Below, I offer five mutually reinforcing best practices to help you harness the power of L&D measurement in your organization. They are based on efforts we’ve made in our own and client organizations, and on conversations with established assessment experts.
Measure your baseline. If you don’t know where you started, you can’t know how far you’ve come. Similarly, if you don’t know where you are, it’s hard to think about where you want to be. That’s why it’s critical to use a strong, comprehensive pre-training assessment to uncover which skills and behaviors you want to improve, and preemptively map how those behaviors will impact the business metrics that matter. Whether it’s competence with financial strategy or creating an inclusive work environment, pre-training assessment can help yield a more targeted development plan for leaders, as well as boosting long-term impact on the organization.
Use a forward-thinking model. A great measurement model can capture not only current training impact, but also tell you how to increase that impact in the future. For example, a leveled-up Kirkpatrick/Phillips model can enable you to assess the impact of training programs on six levels, from Level 1, “Did they like it?” to “Are they doing anything different or better?” to “Was it worth the investment?” all the way to Level 6, “What maximizes the training impact?” This last level helps you understand and quantify what environmental factors back on the job enable participants to get the most transfer and impact from their learning experience. This helps you boost the effectiveness of learning and launch smarter solutions in the future.

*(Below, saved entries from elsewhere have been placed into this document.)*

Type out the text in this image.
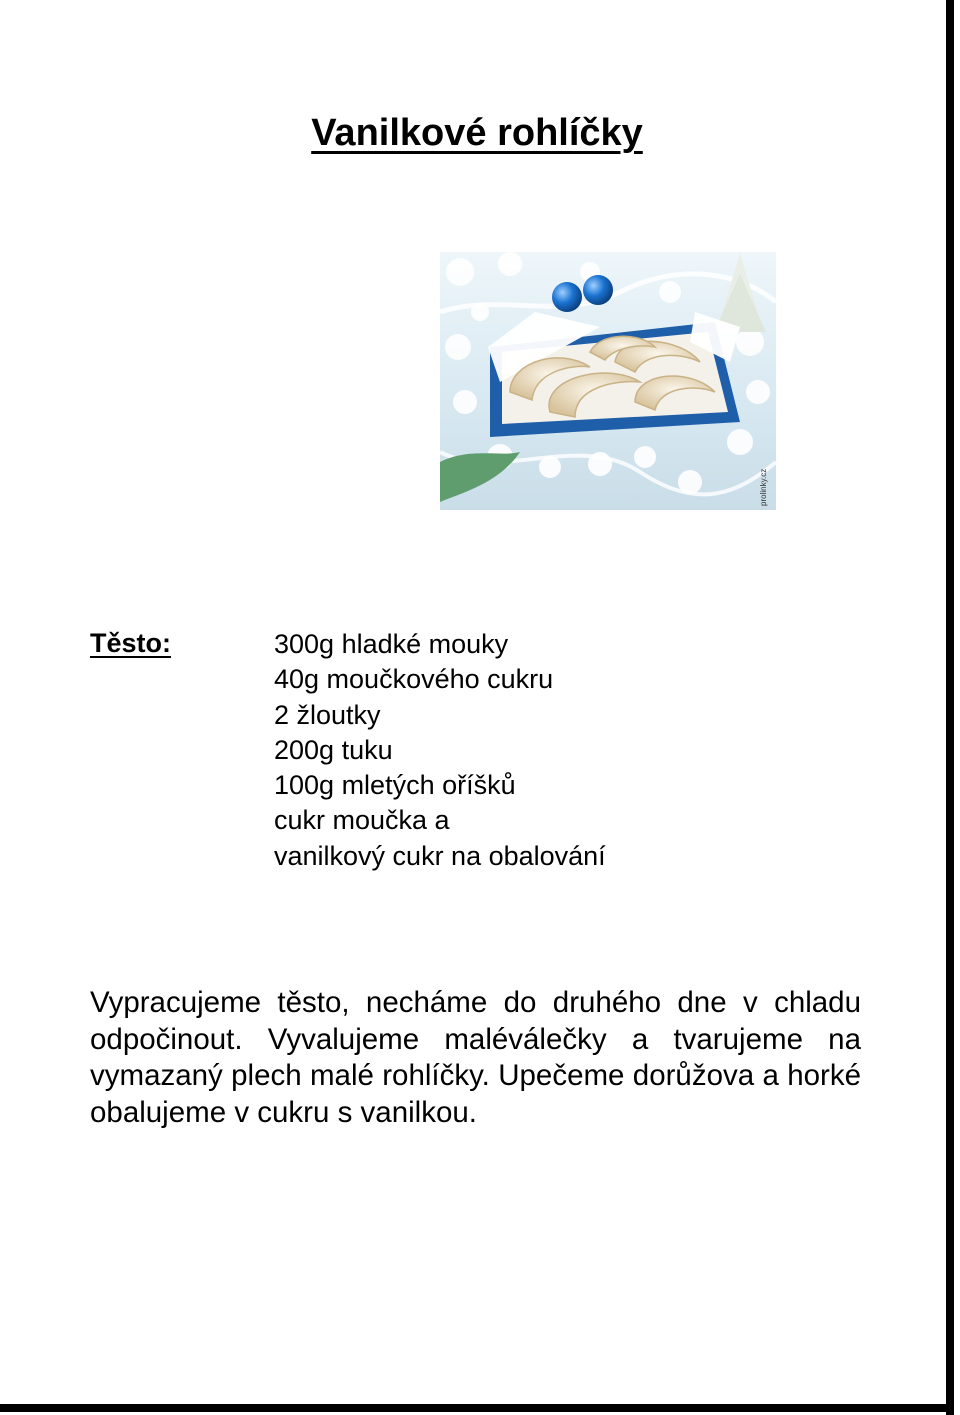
Vanilkové rohlíčky
prolinky.cz
Těsto:	300g hladké mouky
40g moučkového cukru
2 žloutky
200g tuku
100g mletých oříšků
cukr moučka a
vanilkový cukr na obalování

Vypracujeme těsto, necháme do druhého dne v chladu odpočinout. Vyvalujeme maléválečky a tvarujeme na vymazaný plech malé rohlíčky. Upečeme dorůžova a horké obalujeme v cukru s vanilkou.
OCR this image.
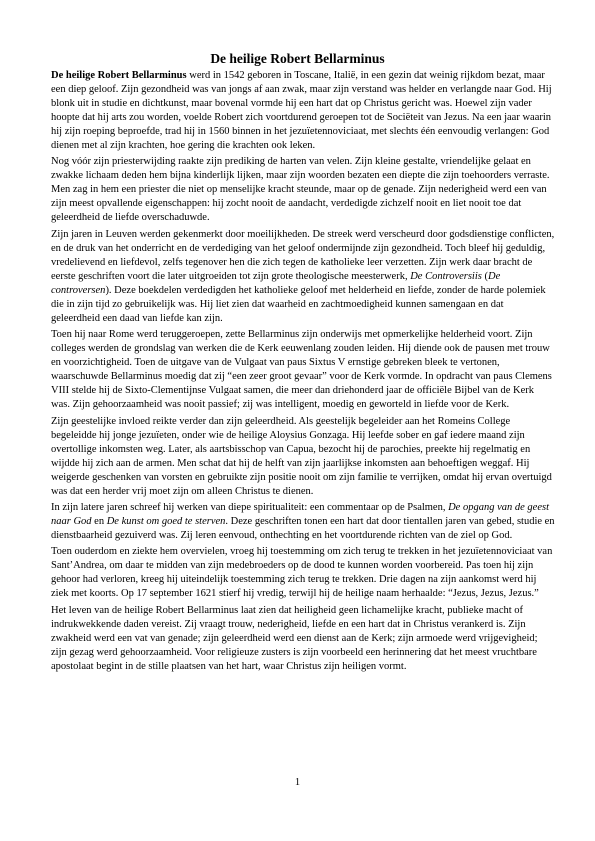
De heilige Robert Bellarminus

De heilige Robert Bellarminus werd in 1542 geboren in Toscane, Italië, in een gezin dat weinig rijkdom bezat, maar een diep geloof. Zijn gezondheid was van jongs af aan zwak, maar zijn verstand was helder en verlangde naar God. Hij blonk uit in studie en dichtkunst, maar bovenal vormde hij een hart dat op Christus gericht was. Hoewel zijn vader hoopte dat hij arts zou worden, voelde Robert zich voortdurend geroepen tot de Sociëteit van Jezus. Na een jaar waarin hij zijn roeping beproefde, trad hij in 1560 binnen in het jezuïetennoviciaat, met slechts één eenvoudig verlangen: God dienen met al zijn krachten, hoe gering die krachten ook leken.

Nog vóór zijn priesterwijding raakte zijn prediking de harten van velen. Zijn kleine gestalte, vriendelijke gelaat en zwakke lichaam deden hem bijna kinderlijk lijken, maar zijn woorden bezaten een diepte die zijn toehoorders verraste. Men zag in hem een priester die niet op menselijke kracht steunde, maar op de genade. Zijn nederigheid werd een van zijn meest opvallende eigenschappen: hij zocht nooit de aandacht, verdedigde zichzelf nooit en liet nooit toe dat geleerdheid de liefde overschaduwde.

Zijn jaren in Leuven werden gekenmerkt door moeilijkheden. De streek werd verscheurd door godsdienstige conflicten, en de druk van het onderricht en de verdediging van het geloof ondermijnde zijn gezondheid. Toch bleef hij geduldig, vredelievend en liefdevol, zelfs tegenover hen die zich tegen de katholieke leer verzetten. Zijn werk daar bracht de eerste geschriften voort die later uitgroeiden tot zijn grote theologische meesterwerk, De Controversiis (De controversen). Deze boekdelen verdedigden het katholieke geloof met helderheid en liefde, zonder de harde polemiek die in zijn tijd zo gebruikelijk was. Hij liet zien dat waarheid en zachtmoedigheid kunnen samengaan en dat geleerdheid een daad van liefde kan zijn.

Toen hij naar Rome werd teruggeroepen, zette Bellarminus zijn onderwijs met opmerkelijke helderheid voort. Zijn colleges werden de grondslag van werken die de Kerk eeuwenlang zouden leiden. Hij diende ook de pausen met trouw en voorzichtigheid. Toen de uitgave van de Vulgaat van paus Sixtus V ernstige gebreken bleek te vertonen, waarschuwde Bellarminus moedig dat zij “een zeer groot gevaar” voor de Kerk vormde. In opdracht van paus Clemens VIII stelde hij de Sixto-Clementijnse Vulgaat samen, die meer dan driehonderd jaar de officiële Bijbel van de Kerk was. Zijn gehoorzaamheid was nooit passief; zij was intelligent, moedig en geworteld in liefde voor de Kerk.

Zijn geestelijke invloed reikte verder dan zijn geleerdheid. Als geestelijk begeleider aan het Romeins College begeleidde hij jonge jezuïeten, onder wie de heilige Aloysius Gonzaga. Hij leefde sober en gaf iedere maand zijn overtollige inkomsten weg. Later, als aartsbisschop van Capua, bezocht hij de parochies, preekte hij regelmatig en wijdde hij zich aan de armen. Men schat dat hij de helft van zijn jaarlijkse inkomsten aan behoeftigen weggaf. Hij weigerde geschenken van vorsten en gebruikte zijn positie nooit om zijn familie te verrijken, omdat hij ervan overtuigd was dat een herder vrij moet zijn om alleen Christus te dienen.

In zijn latere jaren schreef hij werken van diepe spiritualiteit: een commentaar op de Psalmen, De opgang van de geest naar God en De kunst om goed te sterven. Deze geschriften tonen een hart dat door tientallen jaren van gebed, studie en dienstbaarheid gezuiverd was. Zij leren eenvoud, onthechting en het voortdurende richten van de ziel op God.

Toen ouderdom en ziekte hem overvielen, vroeg hij toestemming om zich terug te trekken in het jezuïetennoviciaat van Sant’Andrea, om daar te midden van zijn medebroeders op de dood te kunnen worden voorbereid. Pas toen hij zijn gehoor had verloren, kreeg hij uiteindelijk toestemming zich terug te trekken. Drie dagen na zijn aankomst werd hij ziek met koorts. Op 17 september 1621 stierf hij vredig, terwijl hij de heilige naam herhaalde: “Jezus, Jezus, Jezus.”

Het leven van de heilige Robert Bellarminus laat zien dat heiligheid geen lichamelijke kracht, publieke macht of indrukwekkende daden vereist. Zij vraagt trouw, nederigheid, liefde en een hart dat in Christus verankerd is. Zijn zwakheid werd een vat van genade; zijn geleerdheid werd een dienst aan de Kerk; zijn armoede werd vrijgevigheid; zijn gezag werd gehoorzaamheid. Voor religieuze zusters is zijn voorbeeld een herinnering dat het meest vruchtbare apostolaat begint in de stille plaatsen van het hart, waar Christus zijn heiligen vormt.

1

Harness technology. Technology can help you systematize measurement and improve the behavior change and business impact that results from training. This might be through sustainability tools such as Slack integrations, in-house apps or technology-enabled internal social networks. For example, some learners will take advantage of post-training refreshers or pushes provided by technology (what we might call “bursts and boosts”) while others may not, leading to fairly dramatic differences in behavior and performance outcomes. The impact of these technology-driven tools are important to track and measure for stronger ROI. So, think hard about how to make the intersection of learning, technology and measurement work for you, and seek out the right platforms and tools.
Follow 80/20. This applies to both how you deliver training and how you measure its impact. It’s the idea that across almost all domains 20 percent of inputs drive 80 percent of the value or effect. That means that of a typical 8-hour classroom-based training experience, about 1.5 hours of content will yield most of the impact. So, a 90-minute Zoom event can likely take the place of a full-day training, with much less expense, inconvenience and exhaustion. Research also tells us that powerful bite-size training in intervals can lead to 50 percent more effective learning transfer than bombarding participants with hours and hours of content all at once. Similarly, you can use measurement to try to capture the 20 percent of those larger L&D initiatives that people are responding to, and look for ways to shorten, sharpen and scale that even further.
Don’t be afraid to trumpet your impact story. The two biggest obstacles to measuring training effectiveness is the fear that stakeholders won’t believe your results, or worse yet the results will be negative. For these reasons, most L&D professionals either never get started, or fail to communicate any results internally or externally. This is especially sad because when asked, more than 90 percent of senior business leaders in top organizations around the world want these L&D results, while less than 10 percent said they ever get any. A few good case studies, with a few select programs can close this gap and transform the way business leaders and stakeholders perceive learning initiatives in your company.
I urge you to think about these opportunities and use these practices within your own organizations. Doing so proactively, and with care for context, will surely benefit not only your learning function, but your entire company. And that’s a great outcome by any measure.